Rossiiskaya Gazeta, June 26, 2002, p. 4

The Kyrgyzstan government has submitted the draft decree on the amnesty for all those having to do with the tragic events in spring 2002 to the parliament of the republic.

On March 17, 2002, in the Aksy District of the republic, six people were killed as a result of the collision between picketers and a special police detachment. Now all participants of the tragedy will be set free.

Commenting on this measure, Kyrgyz Prime Minister Nikolai Tanaev has announced that this decision is based on economic interests. There have been pickets in southern regions of the republic for half a year. This damages the image of the state, and investors do not wish do deal with Kyrgyzstan. In the opinion of the initiators of the project, the comprehensive pardon will lead to the long-awaited peace and calm.

At the same time, the government of the republic intends to take a number of urgent measures aimed at improvement of the economic situation in Kyrgyzstan.
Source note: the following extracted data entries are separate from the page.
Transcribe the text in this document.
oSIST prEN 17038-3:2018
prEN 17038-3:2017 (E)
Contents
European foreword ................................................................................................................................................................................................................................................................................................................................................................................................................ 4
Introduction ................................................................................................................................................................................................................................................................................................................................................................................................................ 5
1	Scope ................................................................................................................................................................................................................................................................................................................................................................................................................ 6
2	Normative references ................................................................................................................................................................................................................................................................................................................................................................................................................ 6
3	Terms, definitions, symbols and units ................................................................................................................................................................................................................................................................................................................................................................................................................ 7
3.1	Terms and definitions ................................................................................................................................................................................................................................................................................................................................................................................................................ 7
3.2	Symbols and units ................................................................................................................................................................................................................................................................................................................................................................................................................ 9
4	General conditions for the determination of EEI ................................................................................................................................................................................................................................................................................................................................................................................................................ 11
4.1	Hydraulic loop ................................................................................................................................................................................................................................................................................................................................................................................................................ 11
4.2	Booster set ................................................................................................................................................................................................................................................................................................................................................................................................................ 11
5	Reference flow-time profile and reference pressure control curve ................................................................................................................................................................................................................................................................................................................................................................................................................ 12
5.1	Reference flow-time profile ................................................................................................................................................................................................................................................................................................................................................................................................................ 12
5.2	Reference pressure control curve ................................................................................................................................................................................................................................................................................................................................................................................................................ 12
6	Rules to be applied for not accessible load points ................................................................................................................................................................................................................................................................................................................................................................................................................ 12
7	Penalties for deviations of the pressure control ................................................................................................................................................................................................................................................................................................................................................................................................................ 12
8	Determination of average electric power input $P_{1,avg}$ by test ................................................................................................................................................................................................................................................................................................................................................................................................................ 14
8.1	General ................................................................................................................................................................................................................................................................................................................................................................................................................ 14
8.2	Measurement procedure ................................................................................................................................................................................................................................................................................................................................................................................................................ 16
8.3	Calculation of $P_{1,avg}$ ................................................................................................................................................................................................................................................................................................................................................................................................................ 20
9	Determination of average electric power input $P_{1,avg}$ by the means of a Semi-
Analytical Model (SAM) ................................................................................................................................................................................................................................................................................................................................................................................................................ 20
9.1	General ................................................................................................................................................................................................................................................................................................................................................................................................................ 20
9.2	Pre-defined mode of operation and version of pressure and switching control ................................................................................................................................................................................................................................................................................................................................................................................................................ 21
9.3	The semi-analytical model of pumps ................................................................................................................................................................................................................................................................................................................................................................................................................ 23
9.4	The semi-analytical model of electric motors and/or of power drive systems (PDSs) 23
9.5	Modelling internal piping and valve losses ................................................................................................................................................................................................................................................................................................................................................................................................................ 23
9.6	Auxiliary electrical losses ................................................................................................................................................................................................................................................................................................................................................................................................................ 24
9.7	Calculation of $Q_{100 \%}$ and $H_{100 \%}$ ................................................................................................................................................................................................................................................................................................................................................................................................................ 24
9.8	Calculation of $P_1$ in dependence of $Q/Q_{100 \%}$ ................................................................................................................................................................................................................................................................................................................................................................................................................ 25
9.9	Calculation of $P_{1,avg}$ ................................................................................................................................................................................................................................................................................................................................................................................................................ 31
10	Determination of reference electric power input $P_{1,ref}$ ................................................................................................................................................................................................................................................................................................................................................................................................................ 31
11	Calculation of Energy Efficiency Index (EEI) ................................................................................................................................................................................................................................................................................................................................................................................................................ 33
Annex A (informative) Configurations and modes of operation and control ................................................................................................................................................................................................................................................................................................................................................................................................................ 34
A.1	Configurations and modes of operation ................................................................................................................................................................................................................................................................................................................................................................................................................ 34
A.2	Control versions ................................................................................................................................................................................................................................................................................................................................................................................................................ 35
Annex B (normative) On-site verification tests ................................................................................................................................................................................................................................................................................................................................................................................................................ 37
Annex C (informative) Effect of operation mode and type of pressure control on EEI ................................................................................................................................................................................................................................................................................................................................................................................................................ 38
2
For instance, it is planned to open a gold-mine called Taldy-Bulak Levoberezhny.


Izvestia, June 26, 2002, p. 3

On June 25, anonymous sources in law enforcement agencies reported that two people had been detained within the investigation into the attempt on the life of Deputy Mayor of Moscow Iosif Ordjonikidze. According to our sources, these people are Chechens. Meanwhile, prominent Moscow businessman Umar Djabrailov, whose cousin was found dead at the scene of the crime, says he does not know anything about the detentions, but he knows that a campaign aimed at ousting him from Moscow business is underway.

Djabrailov said that reports that the assassination attempt was connected with the redistribution of the hotel market in Moscow are nonsense. He said, “Practically all hotels are owned by the Moscow government. Some forces have just decided to oust me from Moscow business by such sordid methods of competition. These people are not businessmen but pseudo-officials. I know that the next strike will be made on my brother Hussein. My sources have reported to me that last Wednesday, Ordjonikidze wanted to oust my brother from the Rossiya hotel, but the attempt on his life prevented him from doing this. I don’t know what they want, but they have ruined our lives already.”